Pietro and his wife are not on an intellectual par with Father Gianni. For Gemmata to readily believe Father Gianni’s tale of being able to transform his mare into a beautiful young girl is evidence of her lack of mental prowess. Not once did it occur to her that such a feat is impossible; her prime focus is to augment her husband’s income, and consequently improve their lifestyle.

Pietro, the ultimate simpleton, lost in his reverence for Father Gianni has no qualms about permitting him to perform such a trick. He did not at any time envision that Father Gianni would take advantage of his stupidity, and have his way with his equally gullible wife. He, too, overcome by greed and ignorance succumbs to the contrived farce.

Father Gianni knows that "…[he is] committing an act which is commonly labeled as a sin…"(Sexual Deviance), yet he perseveres; given the social climate at the time, he knows that he will not have to suffer the consequences of his actions. Exerting his influence over the unsuspecting pair, he finally performs the intended deed under the guise of a magic trick. However, when Pietro realizes what Father Gianni’s true intentions are, he has to speak up. He can no longer contain himself; for society’s worst sin, the violation of his wife, is being perpetrated upon him. He has to set aside his ingrained belief in miracles and the Supreme Being and put a stop to it; augmenting his income is now of no importance to him. As the result goes awry, the two fools are still unable to comprehend that they have fallen victim to Father Gianni’s duplicity. When Gemmata expresses to her husband that "you’re and idiot!" (Boccaccio, 599) it shows that she is the bigger fool. That she has been violated never once occurs to her; her only concern is that the spell has been broken, and that the hope for any additional income has been shattered.

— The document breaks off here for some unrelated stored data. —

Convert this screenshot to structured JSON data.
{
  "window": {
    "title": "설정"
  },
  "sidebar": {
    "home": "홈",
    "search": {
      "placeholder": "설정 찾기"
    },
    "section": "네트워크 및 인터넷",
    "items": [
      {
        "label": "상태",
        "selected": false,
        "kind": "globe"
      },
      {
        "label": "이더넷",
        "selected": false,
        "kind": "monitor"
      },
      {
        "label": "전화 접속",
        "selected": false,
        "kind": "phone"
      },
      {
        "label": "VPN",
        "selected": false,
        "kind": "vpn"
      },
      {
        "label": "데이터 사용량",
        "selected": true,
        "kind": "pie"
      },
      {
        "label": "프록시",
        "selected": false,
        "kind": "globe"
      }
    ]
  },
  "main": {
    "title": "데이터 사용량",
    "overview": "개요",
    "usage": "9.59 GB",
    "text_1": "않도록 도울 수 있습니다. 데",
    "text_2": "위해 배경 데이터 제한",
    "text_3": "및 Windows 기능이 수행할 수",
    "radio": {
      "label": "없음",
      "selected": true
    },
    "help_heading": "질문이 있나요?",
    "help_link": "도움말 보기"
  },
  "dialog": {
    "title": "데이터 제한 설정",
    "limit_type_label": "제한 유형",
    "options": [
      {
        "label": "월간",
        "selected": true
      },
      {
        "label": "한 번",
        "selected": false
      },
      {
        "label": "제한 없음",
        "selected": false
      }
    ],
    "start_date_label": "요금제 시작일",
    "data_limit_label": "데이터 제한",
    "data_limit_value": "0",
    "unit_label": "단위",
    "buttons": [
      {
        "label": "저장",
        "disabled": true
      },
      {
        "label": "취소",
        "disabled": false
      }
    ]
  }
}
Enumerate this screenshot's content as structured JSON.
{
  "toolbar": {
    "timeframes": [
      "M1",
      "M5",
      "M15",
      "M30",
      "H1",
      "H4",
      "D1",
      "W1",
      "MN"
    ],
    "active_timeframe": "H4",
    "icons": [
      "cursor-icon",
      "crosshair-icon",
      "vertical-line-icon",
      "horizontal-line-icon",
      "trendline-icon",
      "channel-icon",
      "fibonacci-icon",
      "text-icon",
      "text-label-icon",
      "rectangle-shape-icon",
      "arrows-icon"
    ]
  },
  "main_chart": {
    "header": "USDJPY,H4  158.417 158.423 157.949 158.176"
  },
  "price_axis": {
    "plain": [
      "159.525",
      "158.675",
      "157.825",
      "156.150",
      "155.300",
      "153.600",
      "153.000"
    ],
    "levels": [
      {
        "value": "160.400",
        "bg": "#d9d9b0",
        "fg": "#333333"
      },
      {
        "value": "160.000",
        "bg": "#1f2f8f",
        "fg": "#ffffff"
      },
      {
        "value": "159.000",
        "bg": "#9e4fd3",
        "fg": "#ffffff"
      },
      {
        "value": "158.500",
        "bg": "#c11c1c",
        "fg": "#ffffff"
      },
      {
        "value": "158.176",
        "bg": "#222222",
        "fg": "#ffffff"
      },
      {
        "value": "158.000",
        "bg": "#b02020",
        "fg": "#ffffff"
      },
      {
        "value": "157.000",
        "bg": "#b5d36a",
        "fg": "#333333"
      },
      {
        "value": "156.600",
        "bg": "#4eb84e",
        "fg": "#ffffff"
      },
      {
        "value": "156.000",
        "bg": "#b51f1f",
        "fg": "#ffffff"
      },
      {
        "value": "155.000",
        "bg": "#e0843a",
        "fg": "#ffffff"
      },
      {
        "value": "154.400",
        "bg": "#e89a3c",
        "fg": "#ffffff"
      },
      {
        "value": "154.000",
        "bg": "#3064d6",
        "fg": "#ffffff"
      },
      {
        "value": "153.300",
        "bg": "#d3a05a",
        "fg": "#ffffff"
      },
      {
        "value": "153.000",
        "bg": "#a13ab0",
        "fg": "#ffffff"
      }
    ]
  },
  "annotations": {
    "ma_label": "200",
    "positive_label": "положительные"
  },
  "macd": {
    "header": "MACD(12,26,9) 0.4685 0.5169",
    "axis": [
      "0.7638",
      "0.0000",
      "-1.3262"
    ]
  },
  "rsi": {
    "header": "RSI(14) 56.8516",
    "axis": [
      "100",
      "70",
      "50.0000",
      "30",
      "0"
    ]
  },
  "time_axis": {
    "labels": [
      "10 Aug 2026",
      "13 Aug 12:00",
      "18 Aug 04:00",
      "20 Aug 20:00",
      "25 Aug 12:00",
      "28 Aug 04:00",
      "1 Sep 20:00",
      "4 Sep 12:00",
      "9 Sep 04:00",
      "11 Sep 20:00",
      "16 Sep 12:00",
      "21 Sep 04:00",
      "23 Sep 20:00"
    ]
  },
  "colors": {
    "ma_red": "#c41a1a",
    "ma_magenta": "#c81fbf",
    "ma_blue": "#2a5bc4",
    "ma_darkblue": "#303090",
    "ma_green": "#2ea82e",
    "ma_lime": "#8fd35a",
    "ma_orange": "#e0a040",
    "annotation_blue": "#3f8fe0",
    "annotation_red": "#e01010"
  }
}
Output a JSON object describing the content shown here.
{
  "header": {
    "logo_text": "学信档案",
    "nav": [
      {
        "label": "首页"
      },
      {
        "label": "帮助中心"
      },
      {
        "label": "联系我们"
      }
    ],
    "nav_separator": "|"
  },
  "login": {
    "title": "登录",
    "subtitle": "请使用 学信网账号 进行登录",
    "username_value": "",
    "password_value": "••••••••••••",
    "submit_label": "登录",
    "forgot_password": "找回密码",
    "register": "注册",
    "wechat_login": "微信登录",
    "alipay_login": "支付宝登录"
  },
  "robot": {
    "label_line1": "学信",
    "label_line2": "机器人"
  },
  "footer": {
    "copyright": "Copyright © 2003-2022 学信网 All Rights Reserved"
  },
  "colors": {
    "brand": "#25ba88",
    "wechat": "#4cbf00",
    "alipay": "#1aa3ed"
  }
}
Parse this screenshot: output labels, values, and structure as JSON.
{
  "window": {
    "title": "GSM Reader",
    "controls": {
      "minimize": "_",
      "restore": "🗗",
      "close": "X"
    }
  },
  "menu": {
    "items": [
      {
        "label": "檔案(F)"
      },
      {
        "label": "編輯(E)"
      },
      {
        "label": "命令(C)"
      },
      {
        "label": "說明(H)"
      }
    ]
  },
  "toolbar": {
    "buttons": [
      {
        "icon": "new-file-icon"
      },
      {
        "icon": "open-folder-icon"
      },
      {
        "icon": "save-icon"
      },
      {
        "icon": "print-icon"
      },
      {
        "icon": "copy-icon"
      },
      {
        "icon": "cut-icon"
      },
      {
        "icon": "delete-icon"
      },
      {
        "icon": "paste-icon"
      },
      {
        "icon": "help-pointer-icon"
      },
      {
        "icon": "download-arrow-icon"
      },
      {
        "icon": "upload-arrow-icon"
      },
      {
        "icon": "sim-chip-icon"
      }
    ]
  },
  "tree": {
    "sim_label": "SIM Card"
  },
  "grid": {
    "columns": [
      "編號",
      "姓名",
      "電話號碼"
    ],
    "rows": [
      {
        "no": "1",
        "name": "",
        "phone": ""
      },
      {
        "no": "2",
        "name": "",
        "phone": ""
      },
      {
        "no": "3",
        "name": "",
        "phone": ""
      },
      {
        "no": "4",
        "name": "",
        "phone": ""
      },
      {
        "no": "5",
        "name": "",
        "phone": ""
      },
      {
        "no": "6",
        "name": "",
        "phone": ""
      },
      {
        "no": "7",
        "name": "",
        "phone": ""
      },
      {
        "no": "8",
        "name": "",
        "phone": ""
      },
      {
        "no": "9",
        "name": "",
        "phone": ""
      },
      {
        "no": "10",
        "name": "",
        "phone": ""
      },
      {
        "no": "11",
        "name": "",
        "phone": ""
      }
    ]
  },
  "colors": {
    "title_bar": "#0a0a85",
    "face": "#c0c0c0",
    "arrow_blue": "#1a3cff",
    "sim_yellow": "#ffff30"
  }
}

In light of all that transpires, Pietro maintains his professional relationship as a trader with Father Gianni. He never admonishes him, nor does he exhibit any signs of animosity towards him for having intercourse with his wife. A feat of this nature could only be accomplished because of his ingrained ignorance and his veneration for Father Gianni.

The greatest folly in life is to be governed by greed, or not to be in full possession of one’s wits, as these shortcomings often lead to one falling prey to the unscrupulous. The best defense is to be objective, and to adhere to the notion that no one is infallible. It is advisable not to accept anyone at face value, because to do otherwise may lead to harmful or even deadly consequences.

 WORKS CITED

 

Boccaccio, Giovanni. The Decameron. New York: Penguin, 1982.

The Decameron Web, Sex and Canon Law. 16 June 1999.
http://www.brown.edu/Departments/Italian_Studies/dweb/med_soc/sex/sex-clergy.html

 

The Decameron Web, Sexual Deviance. 16 June 1999.
http://www.brown.edu/Departments/Italian_Studies/dweb/med_soc/sex/sexual-deviance.html

The Decameron Web, Social Critique. 29 June 1999.
http://www.brown.edu/Departments/Italian_Studies/dweb/med_soc/magic/social_critique.html

 

Raphael. The Original Sin. The Decameron Web. 8 June 1999.